Logging and Auditing
-
Confirm that audit logging is active and capturing:
-
Authentication attempts (successful and failed)
-
User requests
-
System and administrative operations
Audit logs provide a record of user and administrative activity that can be used to investigate security incidents and verify compliance requirements.
-
-
Integrate audit logs into a centralized SIEM platform for real-time monitoring and alerting.
-
Verify audit log retention and storage settings according to your deployment requirements.

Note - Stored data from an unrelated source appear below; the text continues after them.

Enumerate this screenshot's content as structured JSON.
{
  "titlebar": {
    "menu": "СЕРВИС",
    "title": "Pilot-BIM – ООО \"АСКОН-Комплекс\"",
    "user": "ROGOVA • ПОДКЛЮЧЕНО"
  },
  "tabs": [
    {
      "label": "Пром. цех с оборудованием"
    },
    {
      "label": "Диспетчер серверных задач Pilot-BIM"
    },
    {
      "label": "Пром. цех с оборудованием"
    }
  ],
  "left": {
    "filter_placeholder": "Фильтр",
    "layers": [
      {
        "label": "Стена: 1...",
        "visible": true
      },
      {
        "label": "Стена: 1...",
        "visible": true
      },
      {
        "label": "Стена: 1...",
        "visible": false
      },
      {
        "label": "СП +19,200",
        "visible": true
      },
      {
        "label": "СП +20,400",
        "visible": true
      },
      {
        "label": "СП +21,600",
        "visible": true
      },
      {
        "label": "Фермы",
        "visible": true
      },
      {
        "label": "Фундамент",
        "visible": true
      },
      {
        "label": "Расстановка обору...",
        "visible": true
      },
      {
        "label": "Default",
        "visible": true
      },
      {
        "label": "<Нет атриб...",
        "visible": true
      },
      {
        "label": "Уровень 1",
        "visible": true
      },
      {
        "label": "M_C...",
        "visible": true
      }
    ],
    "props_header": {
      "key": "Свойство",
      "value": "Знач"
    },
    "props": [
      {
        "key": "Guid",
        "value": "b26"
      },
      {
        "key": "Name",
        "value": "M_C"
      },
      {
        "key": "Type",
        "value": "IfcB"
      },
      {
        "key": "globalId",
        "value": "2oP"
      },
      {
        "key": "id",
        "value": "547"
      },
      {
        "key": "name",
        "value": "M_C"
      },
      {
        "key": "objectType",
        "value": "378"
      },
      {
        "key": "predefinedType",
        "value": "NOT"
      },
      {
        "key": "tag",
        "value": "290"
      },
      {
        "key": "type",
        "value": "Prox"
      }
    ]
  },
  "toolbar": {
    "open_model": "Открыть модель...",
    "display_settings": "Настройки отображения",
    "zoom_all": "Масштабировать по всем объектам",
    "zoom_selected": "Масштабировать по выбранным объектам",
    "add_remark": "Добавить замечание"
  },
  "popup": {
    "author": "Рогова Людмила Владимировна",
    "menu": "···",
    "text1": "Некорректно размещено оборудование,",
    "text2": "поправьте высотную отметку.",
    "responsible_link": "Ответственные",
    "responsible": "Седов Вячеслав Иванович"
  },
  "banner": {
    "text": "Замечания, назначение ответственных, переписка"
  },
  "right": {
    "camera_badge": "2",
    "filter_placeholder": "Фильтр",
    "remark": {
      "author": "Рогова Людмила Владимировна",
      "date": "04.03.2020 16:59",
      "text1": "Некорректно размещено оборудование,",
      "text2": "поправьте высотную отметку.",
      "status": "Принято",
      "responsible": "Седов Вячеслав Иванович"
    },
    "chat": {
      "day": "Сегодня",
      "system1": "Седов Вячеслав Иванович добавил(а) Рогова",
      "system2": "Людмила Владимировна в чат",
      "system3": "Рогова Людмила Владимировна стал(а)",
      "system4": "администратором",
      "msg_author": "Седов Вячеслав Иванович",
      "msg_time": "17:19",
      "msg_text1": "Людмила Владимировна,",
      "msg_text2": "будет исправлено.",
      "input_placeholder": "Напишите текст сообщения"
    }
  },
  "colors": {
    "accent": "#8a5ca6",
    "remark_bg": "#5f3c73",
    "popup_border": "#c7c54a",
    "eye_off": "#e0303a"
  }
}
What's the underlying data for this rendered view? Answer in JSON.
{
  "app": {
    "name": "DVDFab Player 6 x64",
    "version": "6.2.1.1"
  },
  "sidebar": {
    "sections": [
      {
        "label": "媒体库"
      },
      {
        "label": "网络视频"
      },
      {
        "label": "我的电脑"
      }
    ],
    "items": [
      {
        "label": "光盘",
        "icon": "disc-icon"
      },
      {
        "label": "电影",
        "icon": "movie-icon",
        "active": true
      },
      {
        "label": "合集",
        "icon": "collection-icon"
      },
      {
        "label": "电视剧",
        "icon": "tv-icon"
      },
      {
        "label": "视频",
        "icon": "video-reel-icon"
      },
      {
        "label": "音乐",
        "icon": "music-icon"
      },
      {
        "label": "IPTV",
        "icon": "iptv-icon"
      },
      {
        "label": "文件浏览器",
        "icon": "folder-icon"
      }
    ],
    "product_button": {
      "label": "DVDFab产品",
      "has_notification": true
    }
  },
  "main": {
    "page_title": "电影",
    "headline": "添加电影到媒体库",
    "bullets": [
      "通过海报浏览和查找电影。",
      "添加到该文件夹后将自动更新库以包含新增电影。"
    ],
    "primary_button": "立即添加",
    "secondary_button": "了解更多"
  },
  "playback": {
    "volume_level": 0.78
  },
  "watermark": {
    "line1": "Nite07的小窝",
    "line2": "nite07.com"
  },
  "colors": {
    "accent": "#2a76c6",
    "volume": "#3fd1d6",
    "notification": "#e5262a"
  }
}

Backup and Recovery Security
-
Verify that all backups are stored on encrypted, access-controlled storage.
Backups can contain graph data, user information, and configuration data that should be protected with the same level of security as the production deployment.
-
Limit restore operations to authorized cluster nodes only.
-
Periodically verify backup integrity to ensure backups are usable and have not been tampered with.
Ongoing Security Checks
Perform the following checks on a regular, scheduled basis.
Patch Management
-
Monitor TigerGraph release notes and security alerts. Apply product patches promptly, prioritizing critical and high-severity issues first.
-
Apply OS and library updates to all cluster nodes on a regular schedule.
Access Review
-
Reassess all user accounts and roles periodically. Remove or deactivate accounts for users who no longer require access.
See User Management.
-
Rotate passwords, certificates, and access tokens on a defined schedule.
-
Re-evaluate Fine-Grained Query Privileges and Row Policies for continued accuracy.
Network and Configuration Review
-
Revalidate firewall rules and network segmentation.
-
Verify TLS certificate expiration dates and renew certificates before they expire.
-
Review file input and output policies for any unauthorized changes.
Before Going Live
Before exposing your deployment to production traffic, verify that:
-
Authentication is enabled.
-
Default passwords have been changed.
-
SSL/TLS is configured and tested.
-
User roles and privileges have been reviewed.
-
Audit logging is enabled.
-
Backups are protected and recoverable.
-
Network access restrictions have been validated.
If any item remains incomplete, address it before making the deployment available to end users.